Clinical Trials

The mission of the Data Coordinating Center (DCC) is to support investigator-initiated NIH or industry-sponsored randomized controlled trials (RCTs) by providing expertise in statistical methodology and support for data management, quality control and assurance, study monitoring and communications using clinical trials data management system and other information systems.

The mission of the Statistical Data Analysis Center (SDAC) is to promote high quality conduct of clinical trials.

Educational Resources

Our goal is to improve the quality of clinical trials at the University of Wisconsin-Madison and elsewhere by having published resources and activities available concerning clinical trial methodology and results. Fulfilling this goal includes authoring and co-authoring textbooks and peer-reviewed publications, holding Brown Bag Seminars, and participating in professional meetings. The Department is involved with a Capstone Certificate in Fundamentals of Clinical Research and MS and PhD degrees in Clinical Investigation by providing instructional resources for the following course offerings: BMI 541: Introduction to Biostatistics; BMI 542: Introduction to Clinical Trials I; BMI 544: Introduction to Clinical Trials II; and BMI/Stat 641: Statistical Methods for Clinical Trials.

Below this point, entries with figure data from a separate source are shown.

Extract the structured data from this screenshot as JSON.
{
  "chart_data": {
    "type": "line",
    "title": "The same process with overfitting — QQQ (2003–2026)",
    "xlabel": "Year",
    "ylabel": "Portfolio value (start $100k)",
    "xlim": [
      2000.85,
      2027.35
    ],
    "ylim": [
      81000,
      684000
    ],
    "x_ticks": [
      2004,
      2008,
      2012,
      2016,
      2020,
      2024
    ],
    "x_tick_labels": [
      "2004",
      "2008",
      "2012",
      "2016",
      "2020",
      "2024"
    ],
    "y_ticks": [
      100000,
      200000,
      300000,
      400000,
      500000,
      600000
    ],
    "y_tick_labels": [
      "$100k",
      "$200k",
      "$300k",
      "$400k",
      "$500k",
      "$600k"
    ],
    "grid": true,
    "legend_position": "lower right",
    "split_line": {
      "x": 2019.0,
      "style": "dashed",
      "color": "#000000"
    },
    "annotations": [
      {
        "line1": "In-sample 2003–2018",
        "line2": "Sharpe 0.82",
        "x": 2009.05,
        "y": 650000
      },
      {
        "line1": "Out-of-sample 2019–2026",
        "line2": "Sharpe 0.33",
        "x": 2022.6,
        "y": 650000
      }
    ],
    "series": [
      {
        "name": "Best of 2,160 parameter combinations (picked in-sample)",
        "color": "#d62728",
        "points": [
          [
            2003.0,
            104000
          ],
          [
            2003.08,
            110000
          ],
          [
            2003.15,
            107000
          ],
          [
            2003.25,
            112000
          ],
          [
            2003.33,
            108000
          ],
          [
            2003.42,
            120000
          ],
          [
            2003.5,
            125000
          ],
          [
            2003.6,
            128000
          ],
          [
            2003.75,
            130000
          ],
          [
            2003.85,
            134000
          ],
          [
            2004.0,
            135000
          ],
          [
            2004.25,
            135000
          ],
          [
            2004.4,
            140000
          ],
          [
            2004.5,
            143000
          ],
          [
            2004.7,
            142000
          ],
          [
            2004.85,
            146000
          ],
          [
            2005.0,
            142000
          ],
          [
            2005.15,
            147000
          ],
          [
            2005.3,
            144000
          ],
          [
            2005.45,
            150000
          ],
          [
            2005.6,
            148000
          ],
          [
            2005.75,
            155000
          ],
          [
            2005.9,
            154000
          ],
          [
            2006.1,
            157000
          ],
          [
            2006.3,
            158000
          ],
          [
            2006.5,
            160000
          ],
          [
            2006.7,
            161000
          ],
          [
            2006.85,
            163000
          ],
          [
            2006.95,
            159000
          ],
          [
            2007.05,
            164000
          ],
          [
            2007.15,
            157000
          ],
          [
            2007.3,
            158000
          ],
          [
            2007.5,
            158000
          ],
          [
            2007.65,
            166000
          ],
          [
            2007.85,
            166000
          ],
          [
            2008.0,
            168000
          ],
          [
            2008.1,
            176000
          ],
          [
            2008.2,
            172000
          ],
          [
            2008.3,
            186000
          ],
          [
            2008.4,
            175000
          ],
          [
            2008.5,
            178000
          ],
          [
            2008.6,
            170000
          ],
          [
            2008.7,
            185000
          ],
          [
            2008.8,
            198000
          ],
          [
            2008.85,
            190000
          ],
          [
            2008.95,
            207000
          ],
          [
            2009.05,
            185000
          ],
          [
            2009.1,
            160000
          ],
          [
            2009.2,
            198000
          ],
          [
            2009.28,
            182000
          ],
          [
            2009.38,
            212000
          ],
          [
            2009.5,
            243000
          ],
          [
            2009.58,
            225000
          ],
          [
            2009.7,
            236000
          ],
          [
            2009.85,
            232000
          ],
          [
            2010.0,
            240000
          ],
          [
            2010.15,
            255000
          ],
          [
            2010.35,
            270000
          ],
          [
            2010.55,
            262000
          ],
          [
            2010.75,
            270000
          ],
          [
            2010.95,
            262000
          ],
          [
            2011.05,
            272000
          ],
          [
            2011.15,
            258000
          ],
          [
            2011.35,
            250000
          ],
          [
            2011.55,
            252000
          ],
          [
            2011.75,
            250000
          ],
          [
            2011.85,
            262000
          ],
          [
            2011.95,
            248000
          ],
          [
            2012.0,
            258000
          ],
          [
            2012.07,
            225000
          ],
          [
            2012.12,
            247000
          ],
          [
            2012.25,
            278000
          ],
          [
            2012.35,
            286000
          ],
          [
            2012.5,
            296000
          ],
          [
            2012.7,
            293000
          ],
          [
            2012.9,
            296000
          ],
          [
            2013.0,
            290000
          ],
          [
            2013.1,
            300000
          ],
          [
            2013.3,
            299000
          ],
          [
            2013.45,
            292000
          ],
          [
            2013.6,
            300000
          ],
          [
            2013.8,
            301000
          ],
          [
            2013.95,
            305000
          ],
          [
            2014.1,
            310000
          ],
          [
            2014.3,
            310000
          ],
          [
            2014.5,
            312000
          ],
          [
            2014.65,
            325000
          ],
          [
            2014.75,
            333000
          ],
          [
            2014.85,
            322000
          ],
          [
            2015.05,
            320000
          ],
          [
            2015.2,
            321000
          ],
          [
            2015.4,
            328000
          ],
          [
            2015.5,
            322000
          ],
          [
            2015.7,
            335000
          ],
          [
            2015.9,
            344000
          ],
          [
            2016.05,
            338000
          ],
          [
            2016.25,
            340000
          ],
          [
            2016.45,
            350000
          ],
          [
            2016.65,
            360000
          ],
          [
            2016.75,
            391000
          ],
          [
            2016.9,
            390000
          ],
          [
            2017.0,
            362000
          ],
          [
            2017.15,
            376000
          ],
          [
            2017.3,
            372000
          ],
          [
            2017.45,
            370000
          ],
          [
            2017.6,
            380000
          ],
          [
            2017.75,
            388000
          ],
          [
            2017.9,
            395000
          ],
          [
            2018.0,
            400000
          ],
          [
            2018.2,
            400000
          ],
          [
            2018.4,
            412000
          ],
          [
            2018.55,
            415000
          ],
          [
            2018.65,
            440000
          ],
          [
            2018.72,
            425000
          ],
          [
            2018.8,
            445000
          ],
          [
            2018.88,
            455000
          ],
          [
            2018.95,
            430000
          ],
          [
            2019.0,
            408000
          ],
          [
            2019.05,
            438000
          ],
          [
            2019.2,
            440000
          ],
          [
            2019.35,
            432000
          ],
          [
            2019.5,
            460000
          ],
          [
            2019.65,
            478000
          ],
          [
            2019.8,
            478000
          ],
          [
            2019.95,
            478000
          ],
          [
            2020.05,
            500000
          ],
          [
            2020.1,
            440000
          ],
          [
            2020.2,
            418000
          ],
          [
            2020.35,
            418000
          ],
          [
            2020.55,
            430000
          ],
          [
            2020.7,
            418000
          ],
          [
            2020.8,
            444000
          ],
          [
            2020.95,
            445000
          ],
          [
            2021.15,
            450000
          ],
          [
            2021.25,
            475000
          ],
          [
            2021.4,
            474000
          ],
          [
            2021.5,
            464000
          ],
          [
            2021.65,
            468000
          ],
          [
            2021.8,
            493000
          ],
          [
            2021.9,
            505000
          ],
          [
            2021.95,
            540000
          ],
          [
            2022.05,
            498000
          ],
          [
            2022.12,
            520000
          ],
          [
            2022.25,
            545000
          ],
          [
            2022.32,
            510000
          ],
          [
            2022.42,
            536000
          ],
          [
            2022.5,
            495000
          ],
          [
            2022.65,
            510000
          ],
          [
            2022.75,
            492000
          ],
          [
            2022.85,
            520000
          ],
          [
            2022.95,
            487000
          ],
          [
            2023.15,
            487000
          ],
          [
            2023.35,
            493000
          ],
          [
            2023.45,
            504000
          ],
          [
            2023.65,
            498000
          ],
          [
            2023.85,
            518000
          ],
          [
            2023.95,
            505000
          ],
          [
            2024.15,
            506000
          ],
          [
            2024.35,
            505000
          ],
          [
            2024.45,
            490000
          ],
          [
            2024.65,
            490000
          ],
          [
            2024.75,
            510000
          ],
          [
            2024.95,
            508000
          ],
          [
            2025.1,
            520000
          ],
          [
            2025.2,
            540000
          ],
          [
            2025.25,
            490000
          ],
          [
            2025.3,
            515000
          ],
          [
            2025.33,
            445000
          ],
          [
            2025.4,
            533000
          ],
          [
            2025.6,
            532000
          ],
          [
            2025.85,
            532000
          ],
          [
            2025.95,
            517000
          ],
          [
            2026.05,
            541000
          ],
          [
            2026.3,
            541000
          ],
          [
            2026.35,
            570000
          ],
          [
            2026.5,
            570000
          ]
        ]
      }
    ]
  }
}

Faculty and staff offer expertise in clinical trial planning, conduct, analysis and reporting and collaborate with clinical investigators from many departments, centers, and institutes and through the Wisconsin Network for Health Research (WiNHR), Midwest Area Research Consortium for Health (MARCH), and Greater Plains Collaborative Clinical Data Research Network (GPC CDRN).

Data Coordinating Center (DCC)

The DCC was created as a component of the Clinical Trials Program guided by the National Heart, Lung, and Blood Institute’s Data Coordinating Centers’ Best Practices and its Compendium.

Statistical Data Analysis Center (SDAC)

For over 20 years, we have set a gold standard for clinical trial interim monitoring by supporting Data Monitoring Committees through innovative statistical analysis and reporting. We have experience with a wide range of phase 2/3/4 clinical trial designs in multiple therapeutic areas. We remain a leader in this field, creating comprehensive yet easily interpretable DMC reports and actively participating in the development of DMC operating procedures to encourage best practices for interim monitoring.